Ou em tradução mais livre: pulso de ferro em luva de pelica. Esta é outra lição que transpira de seu semblante.
Como se sabe, o direito não é nem pode ser uma ciência exata, como a matemática ou a física. Porque a matéria-prima do direito são as coisas humanas, e as coisas humanas são essencialmente variáveis e incertas, e não cabem em nenhuma fórmula numérica. Mas o fato de não ser ciência exata não impede que o direito seja ciência intransigentemente rigorosa. Na medida em que não exclui nenhuma circunstância objetiva ou subjetiva, intrínseca ou extrínseca do fato em causa. A decisão do magistrado será sumamente rigorosa na medida em que inclui, em que dá conta da mínima circunstância atinente aos fatos julgados.

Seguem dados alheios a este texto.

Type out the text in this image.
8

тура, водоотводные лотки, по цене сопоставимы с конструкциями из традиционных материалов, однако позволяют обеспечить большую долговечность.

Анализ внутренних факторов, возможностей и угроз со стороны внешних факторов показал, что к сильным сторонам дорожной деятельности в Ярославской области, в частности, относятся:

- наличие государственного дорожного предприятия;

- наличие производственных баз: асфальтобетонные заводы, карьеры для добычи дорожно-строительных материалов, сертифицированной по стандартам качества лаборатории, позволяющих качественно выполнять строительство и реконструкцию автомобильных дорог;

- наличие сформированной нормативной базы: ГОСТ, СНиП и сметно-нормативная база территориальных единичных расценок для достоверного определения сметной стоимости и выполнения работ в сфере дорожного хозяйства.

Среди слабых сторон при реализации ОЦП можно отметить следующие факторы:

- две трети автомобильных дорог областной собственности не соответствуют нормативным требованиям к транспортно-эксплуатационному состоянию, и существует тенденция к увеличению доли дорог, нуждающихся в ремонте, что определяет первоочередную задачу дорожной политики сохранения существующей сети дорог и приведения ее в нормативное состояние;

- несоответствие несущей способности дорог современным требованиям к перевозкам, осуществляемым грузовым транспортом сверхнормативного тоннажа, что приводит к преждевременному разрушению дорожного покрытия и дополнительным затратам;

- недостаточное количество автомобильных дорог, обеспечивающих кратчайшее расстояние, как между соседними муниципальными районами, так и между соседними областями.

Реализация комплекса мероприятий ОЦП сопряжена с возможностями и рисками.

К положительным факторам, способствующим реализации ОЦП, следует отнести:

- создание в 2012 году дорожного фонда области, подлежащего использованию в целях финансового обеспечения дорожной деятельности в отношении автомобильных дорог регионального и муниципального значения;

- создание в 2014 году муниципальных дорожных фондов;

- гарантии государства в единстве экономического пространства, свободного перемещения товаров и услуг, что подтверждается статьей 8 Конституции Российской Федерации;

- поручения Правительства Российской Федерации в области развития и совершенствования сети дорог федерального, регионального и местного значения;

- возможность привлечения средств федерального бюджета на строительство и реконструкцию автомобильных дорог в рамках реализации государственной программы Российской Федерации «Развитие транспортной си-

Por isso mesmo, deve ser visto com reserva aquele princípio citado com tanta insistência por certo ministro, o digno ministro revisor: “o que não está nos autos não está no mundo.” Eis aí um critério a ser aplicado “cum grano salis”, expressão introduzida por Plínio, o Velho, que significa “com certa ressalva”.
Com efeito, os autos se constituem de textos. Os textos, por sua vez, são feitos de linhas e entrelinhas. Nas entrelinhas inserem-se outras fontes do direito somadas à lei, (que é a fonte formal), tais como os usos, a jurisprudência, e a doutrina. Nada disso consta dos autos formalmente, mas são fatores a serem levados em conta nos fundamentos da decisão. Coisas que não estão nos autos, embora estejam no mundo.
O ar sutilmente malicioso e os olhos atentos em profundidade do ministro Ayres Britto lembram como a rima certa que faltava ao verso, a sentença do nosso grande educador Paulo Freire, “a leitura do mundo precede a da palavra”. Não, não basta a destreza técnica para fazer o grande artista, humanista, pensador, político ou jurista. Sem a leitura do mundo, que se aprende vivendo e não na escola, nada se faz de grande.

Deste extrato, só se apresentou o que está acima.